What are the methodological flaws that could account for the minor differences observed at one out of two journals?

* Different reviewers. Even picking 100 reviewers for each paper does not cancel out this effect unless reviewers were carefully stratified to ensure random distribution.

* The quality of the two papers may have been different. The author of the study tried to make them as identical as possible, but different results need to be presented differently. As the study is unpublished we only have the author's opinion that the two studies were of equal quality.

* Positive and negative results can have very different "impacts". Most journals explicitly request a review which takes into account both scientific validity and scientific impact. Negative results generally have lower impact and hence would get lower review scores, as explicitly requested by the journals. To remove this effect the papers should have been submitted to a journal such as PLOS One, which requests a review only on scientific quality.

* Positive and negative results require different statistical standards. A positive result uses simple statistics to show that the two groups were different. A negative result requires more complex statistics and can only state that the two results were not different above a certain level. A negative result can never exclude that a positive result exists with a smaller effect than would be picked up by the study design.
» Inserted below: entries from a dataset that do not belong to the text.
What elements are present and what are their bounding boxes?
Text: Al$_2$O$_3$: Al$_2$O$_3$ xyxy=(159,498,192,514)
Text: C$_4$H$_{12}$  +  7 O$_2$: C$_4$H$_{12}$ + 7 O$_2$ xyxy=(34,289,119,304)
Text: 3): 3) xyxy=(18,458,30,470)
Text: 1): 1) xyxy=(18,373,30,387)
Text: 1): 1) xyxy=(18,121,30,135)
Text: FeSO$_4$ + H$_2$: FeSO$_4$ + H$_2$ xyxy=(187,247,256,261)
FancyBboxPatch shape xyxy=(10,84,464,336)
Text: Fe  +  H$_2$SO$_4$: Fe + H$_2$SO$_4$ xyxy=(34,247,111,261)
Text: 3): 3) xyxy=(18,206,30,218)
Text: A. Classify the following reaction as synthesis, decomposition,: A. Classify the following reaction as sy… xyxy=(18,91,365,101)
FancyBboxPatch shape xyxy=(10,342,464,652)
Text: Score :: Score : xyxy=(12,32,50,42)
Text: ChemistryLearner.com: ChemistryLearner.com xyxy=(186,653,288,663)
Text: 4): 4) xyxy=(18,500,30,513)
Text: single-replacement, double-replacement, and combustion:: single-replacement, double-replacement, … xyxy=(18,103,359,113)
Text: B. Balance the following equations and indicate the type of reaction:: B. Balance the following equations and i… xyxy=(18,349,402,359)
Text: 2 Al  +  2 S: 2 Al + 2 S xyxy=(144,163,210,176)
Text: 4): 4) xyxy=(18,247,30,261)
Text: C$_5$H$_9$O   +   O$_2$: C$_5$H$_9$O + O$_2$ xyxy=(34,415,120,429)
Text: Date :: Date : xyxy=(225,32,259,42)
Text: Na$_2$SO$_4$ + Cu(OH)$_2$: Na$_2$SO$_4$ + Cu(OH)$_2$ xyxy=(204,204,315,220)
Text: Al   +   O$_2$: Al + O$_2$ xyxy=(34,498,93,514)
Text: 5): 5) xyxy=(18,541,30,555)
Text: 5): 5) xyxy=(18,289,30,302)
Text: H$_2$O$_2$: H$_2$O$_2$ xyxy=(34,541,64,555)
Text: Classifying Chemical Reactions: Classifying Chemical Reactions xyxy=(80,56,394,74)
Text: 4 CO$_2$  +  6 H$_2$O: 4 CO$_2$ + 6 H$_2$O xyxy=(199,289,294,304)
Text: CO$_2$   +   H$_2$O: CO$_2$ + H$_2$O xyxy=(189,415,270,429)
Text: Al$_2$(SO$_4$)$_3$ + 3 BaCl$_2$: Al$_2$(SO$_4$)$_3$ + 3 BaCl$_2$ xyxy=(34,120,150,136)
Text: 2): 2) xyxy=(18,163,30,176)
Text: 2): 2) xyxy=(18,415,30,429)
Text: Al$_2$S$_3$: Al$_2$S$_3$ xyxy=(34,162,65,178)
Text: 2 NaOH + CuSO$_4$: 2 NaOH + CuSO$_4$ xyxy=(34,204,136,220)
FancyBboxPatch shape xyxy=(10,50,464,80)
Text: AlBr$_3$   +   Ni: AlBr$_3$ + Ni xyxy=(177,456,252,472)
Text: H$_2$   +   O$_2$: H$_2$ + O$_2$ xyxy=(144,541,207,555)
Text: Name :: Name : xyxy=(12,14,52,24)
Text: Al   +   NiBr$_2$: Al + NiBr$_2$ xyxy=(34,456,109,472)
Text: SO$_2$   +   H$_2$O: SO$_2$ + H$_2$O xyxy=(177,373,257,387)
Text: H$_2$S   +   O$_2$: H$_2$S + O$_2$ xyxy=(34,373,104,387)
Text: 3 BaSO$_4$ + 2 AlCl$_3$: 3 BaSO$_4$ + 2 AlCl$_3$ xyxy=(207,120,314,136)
Certainly the most obvious sign of "positive bias" evidenced by this article is the decision by Nature to write an editorial and broadcast a podcast on a minor unpublished study that denigrates peer reviewers and hence elevates editorial staff. Would they have written a similar editorial on an unpublished presentation showing no sign of bias by peer reviewers? The minor impact observed in one out of two journals tested (with all the caveats above) did not warrant Nature to fill its editorial with phrases such as "dirty", "biased", "more negative and critical" and "biased, subjective people". The worst bias of all is the accusation that peer reviewers from the second study only showed no statistical bias because "these reviewers guessed they were part of an experiment". Surely Nature should have been able to spot that subjective reporting, dimissing negative results and elevating positive results are the very definiton of positive result bias!